We have got to invest in education and make America the education capital of the entire world. Will you help me build that bridge to the 21st century? [Applause]
Will you help me mobilize an army of volunteer literacy tutors, AmeriCorps volunteers, and others so that we can make sure that by the year 2000 every single 8-year-old in America can read independently? [Applause]
Will you help me prove that we were right and those who opposed us were wrong, that the Goals 2000 program allows local schools to set their own grassroots reforms to achieve excellence? It's not a national standard of uniformity on the schools of New Hampshire; it's an empowerment tool to challenge every State to set national standards and international standards of excellence and cut the schools loose to achieve them. Will you help me do that? [Applause]
Will you help us hook up every classroom in America to the information superhighway so that all of our students, no matter whether they are poor, rich, or middle class, can have access to the same learning at the same level of quality in the same time for the very first time in the entire history of the United States of America? Will you help me do that? [Applause]
And finally, will you help me open the doors of college education to every single person in America of any age who needs to go? [Applause] Will you help me pass a tax credit so that people can deduct dollar for dollar the cost of tuition at the typical community college or vocational training school so that everybody can get 2 years of education after high school? [Applause] Will you help me pass that deduction of up to $10,000 a year for the cost of any college tuition so that every family can afford to go? [Applause]
My fellow Americans, it feels a lot different in New Hampshire than it did 4 years ago. But the faces are the same; the spirit is the same. You embody the character and hope and promise of America. I can never thank you all for what you have done for me and for Hillary, for our family, our campaign, and our administration. If it weren't for you, I wouldn't be here tonight, and you know it.

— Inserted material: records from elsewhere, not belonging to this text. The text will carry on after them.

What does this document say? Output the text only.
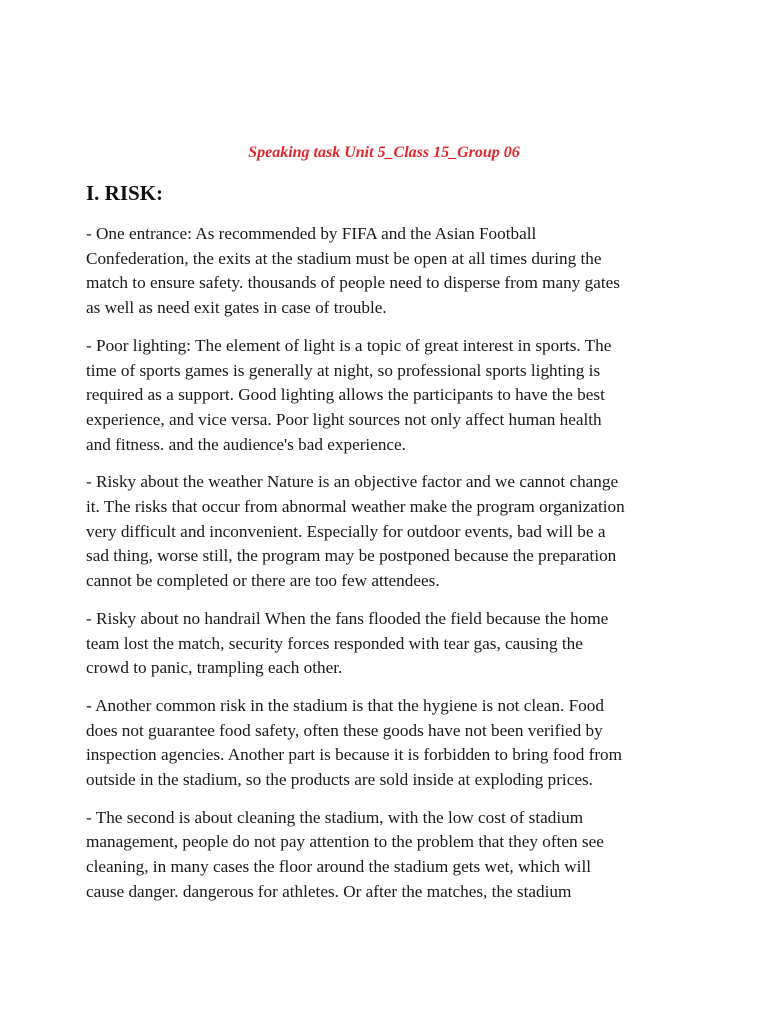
Speaking task Unit 5_Class 15_Group 06

I. RISK:

- One entrance: As recommended by FIFA and the Asian Football
Confederation, the exits at the stadium must be open at all times during the
match to ensure safety. thousands of people need to disperse from many gates
as well as need exit gates in case of trouble.

- Poor lighting: The element of light is a topic of great interest in sports. The
time of sports games is generally at night, so professional sports lighting is
required as a support. Good lighting allows the participants to have the best
experience, and vice versa. Poor light sources not only affect human health
and fitness. and the audience's bad experience.

- Risky about the weather Nature is an objective factor and we cannot change
it. The risks that occur from abnormal weather make the program organization
very difficult and inconvenient. Especially for outdoor events, bad will be a
sad thing, worse still, the program may be postponed because the preparation
cannot be completed or there are too few attendees.

- Risky about no handrail When the fans flooded the field because the home
team lost the match, security forces responded with tear gas, causing the
crowd to panic, trampling each other.

- Another common risk in the stadium is that the hygiene is not clean. Food
does not guarantee food safety, often these goods have not been verified by
inspection agencies. Another part is because it is forbidden to bring food from
outside in the stadium, so the products are sold inside at exploding prices.

- The second is about cleaning the stadium, with the low cost of stadium
management, people do not pay attention to the problem that they often see
cleaning, in many cases the floor around the stadium gets wet, which will
cause danger. dangerous for athletes. Or after the matches, the stadium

New Hampshire, you gave me the chance to serve you for 4 years. You know now that what you took on faith has been justified by the record. The American people saw last night the stark choices before us. Our best days are still ahead. Will you help me build a bridge to the 21st century? [Applause]
Thank you, and God bless you all. Thank you.
NOTE: The President spoke at 5:18 p.m. at Gill Stadium. In his remarks, he referred to Mayor Raymond J. Wieczorek of Manchester; Deborah (Arnie) Arnesen and Joseph F. Keefe, candidates for New Hampshire's Second and First Congressional Districts, respectively; Dick Swett, New Hampshire senatorial candidate; and Jeanne Shaheen, New Hampshire gubernatorial candidate.